For Wilkes, it’s important to keep older members of Elon First Baptist connected.
“It has been a challenge because we are a mixed generation church and so we are not heavily one generation,” Wilkes said.
While the church already livestreams its services, it has had to make some adjustments. They now only have one service at 10 a.m. — a change from their services at 8:45 a.m. and 10:50 a.m. The church has also made it possible for people to conference call into the service if they don’t use Facebook.
To maintain a sense of normalcy, the church is also streaming its Wednesday night Bible study. For communion on Sunday, April 5, Elon First Baptist Church is doing a drive-thru communion.
“We do communion every first Sunday. And Saturday we’re doing drive-thru pick-up-your-communion and have prayer,” Wilkes said. “That’s part of community, because on Sunday they’ll take communion, and we will have communion right there in our home.”
Both Elon First Baptist Church and Elon Community Church, are seeing new people connect to their churches virtually.
For Elon First Baptist Church, Wilkes said on Sundays before the global pandemic, the church would normally see up to 325 people attend both services in total, but it’s hard to tell how many people are streaming in.
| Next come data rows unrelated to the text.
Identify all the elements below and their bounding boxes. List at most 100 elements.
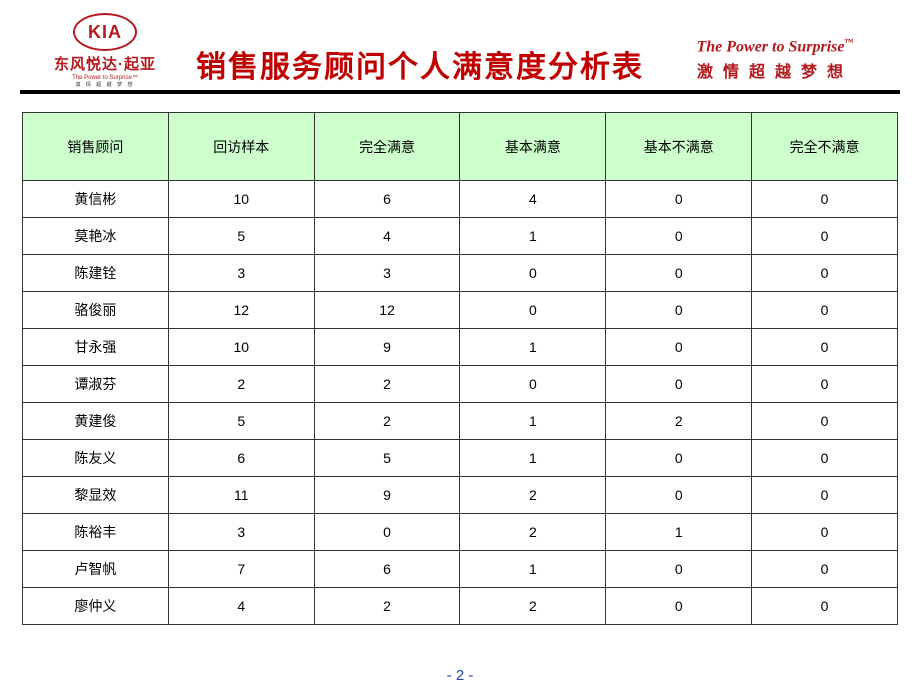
table-cell: 1 — [460, 218, 606, 255]
table-row: 甘永强109100 — [23, 329, 898, 366]
table-cell: 0 — [460, 366, 606, 403]
table-header-cell: 销售顾问 — [23, 113, 169, 181]
table-cell: 0 — [606, 477, 752, 514]
table-header-cell: 回访样本 — [168, 113, 314, 181]
table-cell: 10 — [168, 329, 314, 366]
table-cell: 9 — [314, 329, 460, 366]
table-row: 谭淑芬22000 — [23, 366, 898, 403]
table-cell: 骆俊丽 — [23, 292, 169, 329]
table-cell: 0 — [752, 255, 898, 292]
table-cell: 0 — [752, 403, 898, 440]
table-cell: 0 — [752, 366, 898, 403]
table-cell: 0 — [752, 292, 898, 329]
table-cell: 2 — [314, 403, 460, 440]
slogan-block: The Power to Surprise™ 激情超越梦想 — [660, 37, 890, 88]
table-cell: 0 — [606, 218, 752, 255]
table-cell: 0 — [752, 440, 898, 477]
table-cell: 0 — [752, 588, 898, 625]
table-cell: 2 — [168, 366, 314, 403]
table-cell: 莫艳冰 — [23, 218, 169, 255]
table-row: 卢智帆76100 — [23, 551, 898, 588]
table-cell: 2 — [606, 403, 752, 440]
table-row: 黄建俊52120 — [23, 403, 898, 440]
brand-tagline-cn: 激 情 超 越 梦 想 — [76, 81, 135, 88]
table-cell: 6 — [314, 181, 460, 218]
table-cell: 0 — [606, 255, 752, 292]
table-header-cell: 完全不满意 — [752, 113, 898, 181]
table-cell: 3 — [168, 514, 314, 551]
table-cell: 黄信彬 — [23, 181, 169, 218]
table-cell: 0 — [606, 329, 752, 366]
table-cell: 5 — [314, 440, 460, 477]
table-row: 廖仲义42200 — [23, 588, 898, 625]
table-header-row: 销售顾问回访样本完全满意基本满意基本不满意完全不满意 — [23, 113, 898, 181]
brand-logo: KIA 东风悦达·起亚 The Power to Surprise™ 激 情 超… — [30, 13, 180, 88]
table-cell: 甘永强 — [23, 329, 169, 366]
table-cell: 0 — [752, 551, 898, 588]
satisfaction-table: 销售顾问回访样本完全满意基本满意基本不满意完全不满意 黄信彬106400莫艳冰5… — [22, 112, 898, 625]
table-container: 销售顾问回访样本完全满意基本满意基本不满意完全不满意 黄信彬106400莫艳冰5… — [0, 94, 920, 625]
page-number: - 2 - — [0, 667, 920, 684]
table-cell: 1 — [460, 329, 606, 366]
table-row: 黄信彬106400 — [23, 181, 898, 218]
page-title: 销售服务顾问个人满意度分析表 — [196, 42, 644, 88]
table-cell: 卢智帆 — [23, 551, 169, 588]
table-cell: 陈建铨 — [23, 255, 169, 292]
table-cell: 0 — [314, 514, 460, 551]
table-cell: 2 — [314, 366, 460, 403]
brand-name-cn: 东风悦达·起亚 — [54, 53, 156, 74]
table-cell: 9 — [314, 477, 460, 514]
table-header-cell: 基本满意 — [460, 113, 606, 181]
table-cell: 廖仲义 — [23, 588, 169, 625]
table-cell: 陈友义 — [23, 440, 169, 477]
slogan-en: The Power to Surprise™ — [660, 37, 890, 56]
table-cell: 6 — [314, 551, 460, 588]
table-row: 骆俊丽1212000 — [23, 292, 898, 329]
table-row: 陈友义65100 — [23, 440, 898, 477]
table-cell: 陈裕丰 — [23, 514, 169, 551]
table-cell: 谭淑芬 — [23, 366, 169, 403]
table-cell: 1 — [460, 551, 606, 588]
slogan-cn: 激情超越梦想 — [660, 58, 890, 82]
table-cell: 3 — [168, 255, 314, 292]
table-head: 销售顾问回访样本完全满意基本满意基本不满意完全不满意 — [23, 113, 898, 181]
table-cell: 11 — [168, 477, 314, 514]
table-cell: 1 — [606, 514, 752, 551]
table-cell: 2 — [314, 588, 460, 625]
trademark-icon: ™ — [845, 37, 854, 47]
table-cell: 1 — [460, 440, 606, 477]
table-row: 陈裕丰30210 — [23, 514, 898, 551]
table-cell: 0 — [752, 329, 898, 366]
table-cell: 0 — [606, 440, 752, 477]
table-cell: 1 — [460, 403, 606, 440]
table-cell: 0 — [752, 477, 898, 514]
table-cell: 0 — [752, 514, 898, 551]
table-cell: 0 — [460, 255, 606, 292]
table-cell: 12 — [168, 292, 314, 329]
table-cell: 4 — [168, 588, 314, 625]
table-cell: 4 — [460, 181, 606, 218]
table-header-cell: 基本不满意 — [606, 113, 752, 181]
table-cell: 0 — [606, 292, 752, 329]
table-cell: 0 — [606, 588, 752, 625]
table-cell: 5 — [168, 403, 314, 440]
kia-logo-icon: KIA — [73, 13, 137, 51]
table-cell: 5 — [168, 218, 314, 255]
header: KIA 东风悦达·起亚 The Power to Surprise™ 激 情 超… — [0, 0, 920, 88]
slogan-en-text: The Power to Surprise — [696, 38, 844, 55]
table-cell: 0 — [752, 181, 898, 218]
table-cell: 0 — [606, 181, 752, 218]
table-cell: 黄建俊 — [23, 403, 169, 440]
table-cell: 黎显效 — [23, 477, 169, 514]
table-cell: 4 — [314, 218, 460, 255]
table-row: 黎显效119200 — [23, 477, 898, 514]
table-cell: 0 — [460, 292, 606, 329]
table-cell: 10 — [168, 181, 314, 218]
table-cell: 6 — [168, 440, 314, 477]
table-cell: 0 — [752, 218, 898, 255]
table-row: 陈建铨33000 — [23, 255, 898, 292]
table-cell: 2 — [460, 514, 606, 551]
table-cell: 12 — [314, 292, 460, 329]
table-cell: 3 — [314, 255, 460, 292]
table-cell: 7 — [168, 551, 314, 588]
Their March 29 service has over 1000 views on Facebook.
For Elon Community Church, they were seeing 150 to 180 people attend service, and with services being online, Orwig said he doesn’t know exactly how many people are tuning in live or watching the service afterward, but he knows his services are reaching the church’s members as well as those who aren’t a member of his church. Elon Community Church’s March 29 service has 548 views on Facebook.
Wilkes said once the pandemic subsides, local churches will see an “influx” of new members because people are starting to see how important a connection to the church is.
“Even people who were not a part of church are starting to miss the church because now they start to see church as essential, and it has always been essential,” Wilkes said. “It is unfortunate that we had to have this moment to make us realize how essential the church is.”